While concealed or open carry of any weapon is generally prohibited in England/Wales/Scotland, the Prevention of Crime Act 1953 only prohibited this in a public place.[3] Therefore, the carrying of an offensive weapon at home (i.e. private property) or behind the counter of a shop, fenced off building site, access controlled office block, etc. would be perfectly legal as these are not places the public have a lawful right of access[3][5][6]
Section 139(2) of the Criminal Justice Act 1988 defines a bladed/pointed article as "...any article which has a blade or is sharply pointed except a folding pocketknife".[26]
Concerning the offence of having a bladed or pointed article in a public place under Section 139 Criminal Justice Act 1988, as per subsection (4), "good reason" or "lawful authority" would be required.[27]
Subsection (3) waives the "good reason" or "lawful authority" requirement when the item is a folding (non-locking) pocket knife if the cutting edge does not exceed 3 inches, as this knife is not illegal to carry in public.[21] The cutting edge differs from the blade length.
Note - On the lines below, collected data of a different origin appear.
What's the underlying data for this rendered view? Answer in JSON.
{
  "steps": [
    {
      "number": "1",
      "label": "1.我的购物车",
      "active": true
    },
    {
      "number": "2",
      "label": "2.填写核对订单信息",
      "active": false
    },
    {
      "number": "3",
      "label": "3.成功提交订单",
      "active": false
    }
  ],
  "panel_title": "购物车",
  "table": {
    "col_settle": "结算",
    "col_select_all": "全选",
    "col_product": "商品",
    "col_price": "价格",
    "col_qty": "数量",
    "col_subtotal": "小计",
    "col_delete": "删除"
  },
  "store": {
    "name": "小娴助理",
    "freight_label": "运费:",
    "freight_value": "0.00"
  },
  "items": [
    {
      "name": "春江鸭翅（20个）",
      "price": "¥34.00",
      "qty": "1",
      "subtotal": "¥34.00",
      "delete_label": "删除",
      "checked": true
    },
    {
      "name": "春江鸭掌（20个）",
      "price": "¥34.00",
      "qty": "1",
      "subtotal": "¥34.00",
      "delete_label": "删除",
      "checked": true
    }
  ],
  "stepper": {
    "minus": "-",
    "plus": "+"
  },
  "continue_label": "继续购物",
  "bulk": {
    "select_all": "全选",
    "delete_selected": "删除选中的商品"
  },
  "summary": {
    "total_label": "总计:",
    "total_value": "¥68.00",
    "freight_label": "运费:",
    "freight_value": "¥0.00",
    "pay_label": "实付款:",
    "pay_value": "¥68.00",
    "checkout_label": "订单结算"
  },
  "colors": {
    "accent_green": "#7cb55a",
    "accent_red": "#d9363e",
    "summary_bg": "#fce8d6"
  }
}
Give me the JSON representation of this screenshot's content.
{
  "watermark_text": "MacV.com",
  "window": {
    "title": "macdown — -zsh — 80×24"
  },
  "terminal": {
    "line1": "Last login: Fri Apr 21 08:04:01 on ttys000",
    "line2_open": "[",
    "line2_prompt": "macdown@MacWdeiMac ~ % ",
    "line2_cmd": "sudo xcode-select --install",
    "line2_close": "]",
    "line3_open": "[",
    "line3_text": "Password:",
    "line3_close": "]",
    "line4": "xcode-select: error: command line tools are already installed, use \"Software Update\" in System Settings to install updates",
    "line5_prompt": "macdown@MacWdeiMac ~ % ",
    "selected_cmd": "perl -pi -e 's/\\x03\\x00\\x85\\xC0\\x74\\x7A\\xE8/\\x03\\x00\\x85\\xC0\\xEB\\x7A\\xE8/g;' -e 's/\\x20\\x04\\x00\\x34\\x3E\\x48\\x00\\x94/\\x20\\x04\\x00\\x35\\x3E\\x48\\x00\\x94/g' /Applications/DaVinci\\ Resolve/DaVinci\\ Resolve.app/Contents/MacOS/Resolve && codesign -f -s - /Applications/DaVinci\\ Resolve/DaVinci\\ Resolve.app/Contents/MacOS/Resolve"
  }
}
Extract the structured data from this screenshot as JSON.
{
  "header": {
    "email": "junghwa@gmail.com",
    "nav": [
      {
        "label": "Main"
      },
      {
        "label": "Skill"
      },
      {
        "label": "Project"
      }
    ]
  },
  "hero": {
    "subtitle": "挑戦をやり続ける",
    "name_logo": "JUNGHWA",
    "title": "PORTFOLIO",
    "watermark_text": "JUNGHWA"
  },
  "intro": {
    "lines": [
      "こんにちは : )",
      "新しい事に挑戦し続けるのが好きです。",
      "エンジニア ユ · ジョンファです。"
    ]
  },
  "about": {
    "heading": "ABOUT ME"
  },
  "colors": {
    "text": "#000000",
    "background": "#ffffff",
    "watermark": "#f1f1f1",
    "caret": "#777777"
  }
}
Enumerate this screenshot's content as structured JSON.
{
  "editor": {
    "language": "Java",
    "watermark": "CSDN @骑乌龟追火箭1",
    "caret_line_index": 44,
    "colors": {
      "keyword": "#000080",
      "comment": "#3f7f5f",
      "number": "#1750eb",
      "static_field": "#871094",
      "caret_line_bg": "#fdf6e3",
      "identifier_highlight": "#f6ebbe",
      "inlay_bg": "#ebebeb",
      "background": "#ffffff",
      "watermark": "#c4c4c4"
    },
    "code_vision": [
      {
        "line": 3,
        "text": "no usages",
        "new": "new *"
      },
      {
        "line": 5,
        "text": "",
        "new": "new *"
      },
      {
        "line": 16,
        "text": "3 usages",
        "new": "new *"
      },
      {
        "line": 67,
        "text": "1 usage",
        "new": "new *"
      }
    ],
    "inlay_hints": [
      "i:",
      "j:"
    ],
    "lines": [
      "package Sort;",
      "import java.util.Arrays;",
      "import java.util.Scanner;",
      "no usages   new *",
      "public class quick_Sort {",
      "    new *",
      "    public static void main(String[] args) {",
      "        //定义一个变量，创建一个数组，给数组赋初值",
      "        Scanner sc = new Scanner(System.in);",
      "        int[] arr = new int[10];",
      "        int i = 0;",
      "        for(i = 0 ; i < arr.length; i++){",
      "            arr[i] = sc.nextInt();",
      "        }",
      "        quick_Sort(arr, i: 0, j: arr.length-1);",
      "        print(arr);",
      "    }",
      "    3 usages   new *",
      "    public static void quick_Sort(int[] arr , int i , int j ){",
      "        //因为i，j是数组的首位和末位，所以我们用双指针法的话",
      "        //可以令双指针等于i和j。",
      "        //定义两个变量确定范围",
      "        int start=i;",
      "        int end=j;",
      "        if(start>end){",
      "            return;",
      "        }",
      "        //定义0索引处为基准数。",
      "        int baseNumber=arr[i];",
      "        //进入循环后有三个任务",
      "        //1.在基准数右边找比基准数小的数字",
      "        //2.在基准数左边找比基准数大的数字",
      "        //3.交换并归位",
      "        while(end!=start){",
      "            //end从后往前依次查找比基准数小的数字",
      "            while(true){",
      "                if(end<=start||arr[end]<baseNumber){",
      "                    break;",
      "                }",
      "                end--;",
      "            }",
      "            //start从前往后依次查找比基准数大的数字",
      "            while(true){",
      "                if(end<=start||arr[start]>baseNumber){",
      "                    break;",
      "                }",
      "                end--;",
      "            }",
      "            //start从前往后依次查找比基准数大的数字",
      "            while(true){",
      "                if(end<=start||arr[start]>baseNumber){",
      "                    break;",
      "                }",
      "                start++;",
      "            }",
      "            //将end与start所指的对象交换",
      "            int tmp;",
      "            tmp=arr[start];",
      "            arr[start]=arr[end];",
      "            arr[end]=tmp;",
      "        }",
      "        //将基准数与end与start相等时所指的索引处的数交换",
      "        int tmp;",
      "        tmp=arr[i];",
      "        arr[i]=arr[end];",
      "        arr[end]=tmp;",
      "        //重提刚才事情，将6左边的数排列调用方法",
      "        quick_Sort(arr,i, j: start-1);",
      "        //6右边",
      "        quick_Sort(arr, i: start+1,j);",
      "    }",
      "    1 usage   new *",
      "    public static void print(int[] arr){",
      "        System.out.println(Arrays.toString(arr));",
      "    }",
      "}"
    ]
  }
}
Other reasonable excuses are listed explicitly in the defences in subsection (5),[21][22] which states:
It shall be a defence for a person charged with an offence under this section to prove that he had the article with him: (a) he had "good reason or lawful authority" for having the bladed or pointed article; or (b) for use at work; (c) for religious reasons; or (d) as part of any national costume
This section also defines a public place in subsection 7 as "any place to which at the material time the public have or are permitted access, whether on payment or otherwise". A defence to this charge could also be that the location where the item was found upon the person was not a public place at the time. Such a place could be a fenced-off building site or a public park outside the opening hours.
This defence would obviously only apply to the bladed article offence. The scope of Section 1 Prevention of Crime Act 1953 would be a separate matter.
For sections 139 and 139A of the Criminal Justice Act 1988, the courts have held:[22][1]
In New Zealand, the definition is "anything that can be used to cause injury".[44]
In South Australia, "offensive weapon" is defined by the Summary Offences Act 1953 as including "a rifle, gun, pistol, knife, sword, club, bludgeon, truncheon or other offensive or lethal weapon or instrument but does not include a prohibited weapon".[45]